To construct an “interactome” like the one shown in Figure 9-21, scientists identify all of the protein interactions in a particular tissue or cell type. Comparison of interactomes from human muscle versus human brain tissue reveals very different patterns. If you were the scientist involved in this study, how would you explain these results?

The genomes of most multicellular eukaryotes encode ~25,000 genes, yet their proteomes contain over 200,000 proteins. Propose two processes that, taken together, account for this discrepancy.

The exons and introns of a gene are shown below. Alternative splicing of this gene produces three different open reading frames. Predict which exons will form these three mRNAs, and provide justification for your answer. nt = nucleotides.
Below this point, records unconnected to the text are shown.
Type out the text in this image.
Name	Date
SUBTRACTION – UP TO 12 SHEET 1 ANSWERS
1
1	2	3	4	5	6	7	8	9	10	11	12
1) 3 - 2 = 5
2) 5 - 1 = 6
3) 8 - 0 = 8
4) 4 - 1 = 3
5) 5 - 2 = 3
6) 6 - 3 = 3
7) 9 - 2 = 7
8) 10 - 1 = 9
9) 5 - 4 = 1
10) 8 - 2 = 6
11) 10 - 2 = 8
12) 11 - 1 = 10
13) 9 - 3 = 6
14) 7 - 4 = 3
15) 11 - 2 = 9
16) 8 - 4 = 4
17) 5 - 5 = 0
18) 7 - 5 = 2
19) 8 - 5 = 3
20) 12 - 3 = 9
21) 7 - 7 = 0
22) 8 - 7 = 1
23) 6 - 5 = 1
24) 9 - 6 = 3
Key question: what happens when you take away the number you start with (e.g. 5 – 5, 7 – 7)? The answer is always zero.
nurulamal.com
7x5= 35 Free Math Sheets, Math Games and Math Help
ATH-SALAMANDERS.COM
If life were found on another planet, do you think that it would have the same genetic code? Justify your answer.

The image on the first page of Chapter 9 is of a ribosome at atomic resolution where the rRNA is blue and the ribosomal proteins are pink. Look at this figure carefully, paying attention to the points of interaction between rRNAs and ribosomal proteins and between ribosomal proteins and tRNAs, mRNAs, and ribosomal factors (EF-Tu, RF1). Now devise a model that explains the nature of some of the interactions (in very general terms) that are occurring within this molecular machine. How can knowledge of these interactions assist in the design of a new generation of antibiotics?